2. Schwerwiegende Störung

Gebrauchshindernisse, die nicht aus der Sphäre des Mieters stammen, können die Geschäftsgrundlage des Mietvertrages schwerwiegend stören (Gerlach/Manzke, ZMR 2020, 551, 555; Jauernig/Teichmann, BGB, 17. Aufl. 2018, § 537, Rn. 2). Anerkannt ist das beispielsweise dann, wenn Eingriffe „von hoher Hand“, insbesondere Änderungen der Rechtslage, die Zwecke hinfällig werden lassen, die eine Partei mit dem Vertrag verfolgt (vgl. Palandt/Grüneberg, BGB, 79. Aufl. 2020, § 313 Rz. 34). Die Geschäftsgrundlage ergibt sich regelmäßig aus dem vereinbarten Mietzweck. Aus diesem ergibt sich, dass der Mieter die angemieteten Räume für den angegebenen Geschäftsbetrieb nutzen will. Letzteres ist ihm aber durch die behördlichen Schließungsanordnungen nicht möglich gewesen.
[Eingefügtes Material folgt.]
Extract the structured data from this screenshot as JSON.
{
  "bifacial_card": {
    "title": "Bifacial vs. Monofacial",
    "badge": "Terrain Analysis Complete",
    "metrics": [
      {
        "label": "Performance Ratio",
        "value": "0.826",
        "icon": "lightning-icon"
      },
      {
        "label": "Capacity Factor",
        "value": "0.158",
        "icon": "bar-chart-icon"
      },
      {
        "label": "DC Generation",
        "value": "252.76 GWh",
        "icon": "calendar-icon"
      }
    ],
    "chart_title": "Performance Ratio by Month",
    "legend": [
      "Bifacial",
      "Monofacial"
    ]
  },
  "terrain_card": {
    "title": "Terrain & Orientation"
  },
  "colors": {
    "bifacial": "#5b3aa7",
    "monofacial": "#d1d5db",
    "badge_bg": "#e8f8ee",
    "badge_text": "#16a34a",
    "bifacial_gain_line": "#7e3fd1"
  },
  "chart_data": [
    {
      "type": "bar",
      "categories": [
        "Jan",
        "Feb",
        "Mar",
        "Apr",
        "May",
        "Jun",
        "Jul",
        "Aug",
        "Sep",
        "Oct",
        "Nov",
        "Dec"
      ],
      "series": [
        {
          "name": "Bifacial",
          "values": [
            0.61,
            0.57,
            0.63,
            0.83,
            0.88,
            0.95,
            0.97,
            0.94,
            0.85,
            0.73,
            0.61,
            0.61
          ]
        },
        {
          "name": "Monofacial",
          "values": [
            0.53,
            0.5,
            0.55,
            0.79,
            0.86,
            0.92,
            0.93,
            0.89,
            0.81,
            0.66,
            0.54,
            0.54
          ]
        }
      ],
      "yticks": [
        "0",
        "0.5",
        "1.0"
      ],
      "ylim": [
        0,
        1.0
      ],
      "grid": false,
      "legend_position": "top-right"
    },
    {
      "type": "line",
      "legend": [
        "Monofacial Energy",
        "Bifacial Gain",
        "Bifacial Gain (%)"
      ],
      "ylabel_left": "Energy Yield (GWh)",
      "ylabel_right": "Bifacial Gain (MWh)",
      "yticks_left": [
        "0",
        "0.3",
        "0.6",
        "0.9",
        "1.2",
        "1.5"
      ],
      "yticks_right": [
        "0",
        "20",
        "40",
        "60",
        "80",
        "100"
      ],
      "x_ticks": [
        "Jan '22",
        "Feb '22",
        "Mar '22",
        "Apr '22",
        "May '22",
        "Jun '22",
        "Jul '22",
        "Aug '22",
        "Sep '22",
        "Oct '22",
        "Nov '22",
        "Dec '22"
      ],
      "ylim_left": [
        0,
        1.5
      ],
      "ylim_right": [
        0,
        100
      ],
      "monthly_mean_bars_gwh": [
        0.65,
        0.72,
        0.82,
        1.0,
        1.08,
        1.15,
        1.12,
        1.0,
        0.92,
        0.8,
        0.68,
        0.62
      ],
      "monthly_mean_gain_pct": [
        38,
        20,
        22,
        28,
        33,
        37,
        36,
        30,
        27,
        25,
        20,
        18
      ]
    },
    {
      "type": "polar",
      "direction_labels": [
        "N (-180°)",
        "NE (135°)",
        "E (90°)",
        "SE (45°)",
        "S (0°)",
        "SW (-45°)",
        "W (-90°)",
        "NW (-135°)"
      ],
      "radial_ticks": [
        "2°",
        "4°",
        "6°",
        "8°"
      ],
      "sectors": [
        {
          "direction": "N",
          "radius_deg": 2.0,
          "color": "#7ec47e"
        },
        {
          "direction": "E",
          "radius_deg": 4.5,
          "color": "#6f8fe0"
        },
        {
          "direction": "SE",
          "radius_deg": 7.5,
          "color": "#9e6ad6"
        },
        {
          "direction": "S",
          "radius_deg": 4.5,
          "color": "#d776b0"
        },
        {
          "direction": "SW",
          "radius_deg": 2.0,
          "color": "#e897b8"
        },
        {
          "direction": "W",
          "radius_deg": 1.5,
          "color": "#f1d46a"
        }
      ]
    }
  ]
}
Auch hierzu hat sich das Landgericht Heidelberg ausdrücklich geäußert und ist folgender Auffassung:

„Zwar ist nicht im Hinblick auf die Nutzbarkeit der Mietsache von der Geschäftsgrundlage auszugehen, da diese maßgeblicher Vertragsinhalt ist, sondern vielmehr die Vorstellung der Parteien, dass keine zumindest bundesweit – tatsächlich aber weltweite – Pandemie auftritt, aufgrund derer flächendeckend Gewerbebetriebe geschlossen werden müssen. Diese ist auch schwerwiegend gestört, da die Nutzbarkeit der Mietsache – jedenfalls vorübergehend – vollständig entfallen ist. Es handelt sich damit um eine zu berücksichtigende Zweckstörung, die eine Fallgruppe des § 313 BGB darstellt. Die Leistung des Vermieters ist für den Mieter aufgrund der Unmöglichkeit, das Gewerbe in dem hierfür angemieteten Objekt betreiben, sinnlos geworden.“

3. Zumutbarkeit unter Berücksichtigung der vertraglichen Risikoverteilung

Weitere Voraussetzung für eine Vertragsanpassung wegen Störung der Geschäftsgrundlage ist aber, dass die Störung der Geschäftsgrundlage durch das Betriebsverbot das Festhalten am unveränderten Vertrag unter Berücksichtigung der vertraglichen Risikoverteilung (für den Mieter) unzumutbar macht.

 

a) Vereinbarung einer Umsatzmiete (Landgericht Heidelberg, Az.: 5 O 66/12)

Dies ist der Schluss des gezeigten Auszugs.